Amo Marengwa also supports the idea of a non-governmental Mining Development Fund for junior miners, to which all mining companies should contribute 1% of gross sales.

“The fund should be intended to support black mining entrepreneurs and business entities in the raising of capital for projects at the development stage and develop them to a point until they are stable and sustainable or attractive for acquisition by larger companies,” says Amo.

“Some funds should be used for the creation of a BEE procurement company database. The database should include all BEE suppliers who offer their services to small mining companies and provide support through mentorship programmes.

“In addition, the fund money should be invested in skills development initiatives such as holding workshops on topical policy issues such as the raising of finance, health and safety and the Mining Charter,” Amo says.

The advantage of this sector that it is less capital intensive than most other small and mid-tier mining activities, particularly so gold and base metals, and hence does provide opportunities for new black entrepreneurs. 

Also, with the growing international shortage of larger, (+2 carats) high quality gemstone diamonds, and synthetic gems putting pressure on the small or Melee end of the market, South Africa’s alluvial industry should be a growth sector, not in decline.

According to SADPO, the alluvial diamond sector should be and stands ready to be a driver of transformation and an incubator of black-owned and operated entrepreneurial mining businesses – but only if policy makers recognise that the provisions of the mining charter and implementation guidelines currently have no basis in the realities facing small, privately-funded, entrepreneurial diamond mining businesses. 

Amo Marengwa and Lyndon de Meillon are not alone in their concerns for the future of the small or Junior diamond sector due to the consequences of disabling minerals policy, inefficiency of the DMR and the requirements of one-size-fits-all mine health and safety laws and other unsustainable compliance-related costs.  

During and after the Cape Town Mining Indaba held in February 2019, numerous role players, including existing large and small company CEOs, potential funders, practising mineral rights lawyers and foreign investors and companies consistently noted that the Charter required further improvement and was deficient in respect of the Junior and small-scale exploration and mining sector - notably that South Africa was lagging in exploration and simply not replacing the minerals that it was mining, that Junior exploration companies were forced to comply with the same rules that large operating companies comply with which is a huge barrier, and that Junior mining companies are overregulated. 

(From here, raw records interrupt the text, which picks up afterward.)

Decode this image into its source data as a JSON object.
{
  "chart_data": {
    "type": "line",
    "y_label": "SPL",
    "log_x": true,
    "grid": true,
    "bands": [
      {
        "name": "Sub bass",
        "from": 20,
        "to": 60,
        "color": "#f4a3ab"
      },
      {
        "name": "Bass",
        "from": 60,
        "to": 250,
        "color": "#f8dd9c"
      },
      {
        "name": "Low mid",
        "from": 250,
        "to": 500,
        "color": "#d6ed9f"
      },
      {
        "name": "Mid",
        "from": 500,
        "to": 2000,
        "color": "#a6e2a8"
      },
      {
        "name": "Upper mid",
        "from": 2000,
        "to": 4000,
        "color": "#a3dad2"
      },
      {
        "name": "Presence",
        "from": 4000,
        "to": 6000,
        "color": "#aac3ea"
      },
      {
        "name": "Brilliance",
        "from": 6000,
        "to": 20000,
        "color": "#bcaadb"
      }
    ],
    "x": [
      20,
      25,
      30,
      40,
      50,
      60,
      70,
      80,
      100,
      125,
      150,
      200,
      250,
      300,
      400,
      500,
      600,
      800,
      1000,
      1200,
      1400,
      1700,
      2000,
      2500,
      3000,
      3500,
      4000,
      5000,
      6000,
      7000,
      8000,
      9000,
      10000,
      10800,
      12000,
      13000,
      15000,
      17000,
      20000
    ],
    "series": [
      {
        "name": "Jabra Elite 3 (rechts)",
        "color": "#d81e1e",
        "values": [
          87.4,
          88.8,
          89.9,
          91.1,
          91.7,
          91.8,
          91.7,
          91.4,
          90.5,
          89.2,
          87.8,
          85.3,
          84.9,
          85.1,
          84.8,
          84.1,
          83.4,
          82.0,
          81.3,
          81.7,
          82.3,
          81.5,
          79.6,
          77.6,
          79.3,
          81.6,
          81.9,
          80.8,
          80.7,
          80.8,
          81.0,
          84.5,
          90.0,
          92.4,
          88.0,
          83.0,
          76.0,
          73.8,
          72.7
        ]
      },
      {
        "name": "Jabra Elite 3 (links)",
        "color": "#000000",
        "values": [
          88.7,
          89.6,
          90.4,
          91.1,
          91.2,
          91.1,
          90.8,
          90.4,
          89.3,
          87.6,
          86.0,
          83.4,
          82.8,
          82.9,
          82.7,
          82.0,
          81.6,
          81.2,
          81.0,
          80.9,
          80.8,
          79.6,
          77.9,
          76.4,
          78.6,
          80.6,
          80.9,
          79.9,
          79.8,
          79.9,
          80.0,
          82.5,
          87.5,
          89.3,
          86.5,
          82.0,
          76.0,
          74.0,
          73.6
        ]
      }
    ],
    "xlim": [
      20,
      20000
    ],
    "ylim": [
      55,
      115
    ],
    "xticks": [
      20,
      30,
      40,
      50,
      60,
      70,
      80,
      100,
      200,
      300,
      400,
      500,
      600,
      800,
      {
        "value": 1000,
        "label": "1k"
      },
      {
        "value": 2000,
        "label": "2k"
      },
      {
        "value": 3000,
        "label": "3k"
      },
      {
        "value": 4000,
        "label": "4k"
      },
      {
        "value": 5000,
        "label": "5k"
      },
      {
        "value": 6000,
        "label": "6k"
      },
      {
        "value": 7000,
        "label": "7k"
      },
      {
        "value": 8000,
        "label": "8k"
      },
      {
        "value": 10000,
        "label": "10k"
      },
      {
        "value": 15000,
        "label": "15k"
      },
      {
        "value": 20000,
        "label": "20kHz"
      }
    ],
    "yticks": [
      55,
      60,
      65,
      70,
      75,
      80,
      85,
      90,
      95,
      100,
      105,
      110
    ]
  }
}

Most recently, similar views have again been expressed at the Prospectors and Developers Association of Canada (PDAC) held in Toronto at the beginning of March. 

Key interventions proposed by the CEO of the Minerals Council of South Africa (MC) Roger Baxter, included a crack-down on corruption and unethical leadership, a significant improvement in licensing systems and turn-around times and creating a stable, predictable and competitive policy, regulatory and operating environment to encourage long-term investment in mining and restoring the sector’s competitiveness.

The reality is that exploration is a good capital raising space for junior black miners, but the current Charter fails to leverage this.